Three years ago, a small school was created to work in “education emergency.” It was done with the help of groups of families’ leaders. This is a project called Educar en Calle Viento Libre to support and counsel the most problematic and disadvantaged children of this neighborhood. They gave us, as a gift, a house which we remodeled making two classrooms for 30 children. We built a two-storey library to reinforce the presence of the school, which includes a dance and a soccer training center. Nothing is “ours,” everything is coming from the community and the people fighting for the goodness of the community through this work. The work is voluntary and the economic basis is solidarity and providence.
When the paramilitaries left the neighborhood, we started working with women leaders of the community in “schoolhouse crafts” by giving schooling formation, personalized counseling and support, and training on Christian and community values through the pedagogy of tenderness, crafts, dance, music, and art.
Barrios
Youth Afro is a center for formation, spirituality, peace and culture through dance, music, library, youth groups, catechesis, groups of families, the Sunday celebration of the Eucharist and the soccer school, Afropacífico.
Our parish church is located in Barrio El Carmelo and we have organized a St. Daniel Comboni Youth Center, a library, an internet room, a group of extraordinary women, and the singing group “Good Wind” whose songs express the problems of the community and how they face them with hope and faith. We give spiritual care to all people who come to the parish, with the services of catechists, groups of families, devotional groups, movements, etc.
Together with the parish pastoral work, we seek to accompany the diocese of Tumaco by strengthening the structure of coordination (EDAP, College of Consulters, Vicarías) and some pastoral areas (catechesis, youth and vocational pastoral, missionary and mass media).
It is our desire to reach the existing human peripheries where “life cries out” as the Latin American Conference of Religious (CLAR) says. That is why we try to reach regularly the rural areas of our diocese, visiting them, reaching them through the diocesan radio Mira or favoring quarterly training spaces for animators and catechists.
We also have the joy of accompanying several young men and women who are studying in various universities in Colombia, especially in the university, Minuto de Dios, in Bogota. We help them through some scholarships from the University and from the Diocesan Youth Ministry.
This type of work involves many people, children, youth, adults and institutions.
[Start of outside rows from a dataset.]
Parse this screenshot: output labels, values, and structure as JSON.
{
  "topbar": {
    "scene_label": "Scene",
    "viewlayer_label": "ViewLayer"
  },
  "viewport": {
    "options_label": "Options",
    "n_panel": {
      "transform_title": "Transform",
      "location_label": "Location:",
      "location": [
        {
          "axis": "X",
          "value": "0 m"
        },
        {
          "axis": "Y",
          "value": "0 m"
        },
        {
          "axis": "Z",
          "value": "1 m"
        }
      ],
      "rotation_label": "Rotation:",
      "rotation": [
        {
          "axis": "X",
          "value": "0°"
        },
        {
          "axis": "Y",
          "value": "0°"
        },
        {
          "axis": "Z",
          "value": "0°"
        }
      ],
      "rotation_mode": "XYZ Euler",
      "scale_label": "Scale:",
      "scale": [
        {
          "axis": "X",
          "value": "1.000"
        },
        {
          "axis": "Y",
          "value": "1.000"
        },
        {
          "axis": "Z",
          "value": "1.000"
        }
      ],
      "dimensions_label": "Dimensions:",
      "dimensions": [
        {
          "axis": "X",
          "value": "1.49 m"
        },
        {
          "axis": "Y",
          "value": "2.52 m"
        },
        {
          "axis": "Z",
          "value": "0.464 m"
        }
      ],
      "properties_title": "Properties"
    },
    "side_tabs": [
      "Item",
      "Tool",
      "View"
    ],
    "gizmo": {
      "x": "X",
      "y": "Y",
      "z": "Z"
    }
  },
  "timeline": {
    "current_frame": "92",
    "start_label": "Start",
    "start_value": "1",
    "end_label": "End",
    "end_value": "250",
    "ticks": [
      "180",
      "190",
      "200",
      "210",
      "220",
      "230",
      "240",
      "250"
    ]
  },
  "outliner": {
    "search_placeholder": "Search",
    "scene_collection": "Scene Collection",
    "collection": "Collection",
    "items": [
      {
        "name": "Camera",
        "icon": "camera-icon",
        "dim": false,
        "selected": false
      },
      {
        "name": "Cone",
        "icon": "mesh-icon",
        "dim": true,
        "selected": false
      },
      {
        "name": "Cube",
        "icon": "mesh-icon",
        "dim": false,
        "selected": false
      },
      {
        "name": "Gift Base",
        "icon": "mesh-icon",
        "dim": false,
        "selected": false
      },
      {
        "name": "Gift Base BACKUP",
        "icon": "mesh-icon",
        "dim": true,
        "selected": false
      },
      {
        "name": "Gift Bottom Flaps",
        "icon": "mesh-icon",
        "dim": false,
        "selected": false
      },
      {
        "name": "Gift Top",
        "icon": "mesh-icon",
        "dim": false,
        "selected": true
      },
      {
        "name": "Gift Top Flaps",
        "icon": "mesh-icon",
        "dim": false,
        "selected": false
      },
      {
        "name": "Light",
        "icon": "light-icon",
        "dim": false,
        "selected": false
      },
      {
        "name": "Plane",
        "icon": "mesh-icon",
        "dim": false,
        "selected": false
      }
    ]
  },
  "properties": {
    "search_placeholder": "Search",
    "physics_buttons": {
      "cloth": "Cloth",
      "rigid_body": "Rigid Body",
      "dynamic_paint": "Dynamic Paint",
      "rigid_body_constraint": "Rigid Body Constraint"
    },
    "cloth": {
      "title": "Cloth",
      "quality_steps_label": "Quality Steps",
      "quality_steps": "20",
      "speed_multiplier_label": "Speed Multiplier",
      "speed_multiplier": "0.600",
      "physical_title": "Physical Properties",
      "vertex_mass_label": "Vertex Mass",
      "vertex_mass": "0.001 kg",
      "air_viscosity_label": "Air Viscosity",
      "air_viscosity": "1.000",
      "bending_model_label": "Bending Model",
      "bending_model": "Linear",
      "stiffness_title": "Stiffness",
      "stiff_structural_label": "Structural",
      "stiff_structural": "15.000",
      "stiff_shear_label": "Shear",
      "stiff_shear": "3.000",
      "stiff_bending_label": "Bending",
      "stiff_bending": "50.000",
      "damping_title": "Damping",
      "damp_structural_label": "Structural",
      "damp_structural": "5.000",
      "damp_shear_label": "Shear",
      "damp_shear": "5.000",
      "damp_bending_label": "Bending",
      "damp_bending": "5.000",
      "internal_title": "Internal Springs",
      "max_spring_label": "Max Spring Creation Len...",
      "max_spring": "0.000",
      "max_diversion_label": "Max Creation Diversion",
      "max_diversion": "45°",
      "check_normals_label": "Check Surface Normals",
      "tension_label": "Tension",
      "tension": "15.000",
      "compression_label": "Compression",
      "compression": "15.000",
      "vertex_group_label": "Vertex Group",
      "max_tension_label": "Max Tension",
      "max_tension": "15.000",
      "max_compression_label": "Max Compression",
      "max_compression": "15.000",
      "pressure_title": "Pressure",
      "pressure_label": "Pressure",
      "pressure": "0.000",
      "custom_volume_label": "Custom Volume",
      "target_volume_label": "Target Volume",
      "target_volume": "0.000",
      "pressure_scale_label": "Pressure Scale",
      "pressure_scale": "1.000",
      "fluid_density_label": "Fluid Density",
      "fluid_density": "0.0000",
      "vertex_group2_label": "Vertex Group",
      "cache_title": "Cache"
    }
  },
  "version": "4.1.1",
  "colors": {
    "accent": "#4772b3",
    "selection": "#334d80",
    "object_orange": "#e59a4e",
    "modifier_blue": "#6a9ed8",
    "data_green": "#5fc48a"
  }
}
We could say that it is even exaggerated but the measure of God’s mercy is unlimited, so we are not afraid of the big work because, behind every area and behind every project, there are always small communities of faith, alive and active.
Our orientation is the empowerment of the laity in a missionary and prophetic local Church. We need more people to risk living in the peripheries of the country, not just passing by.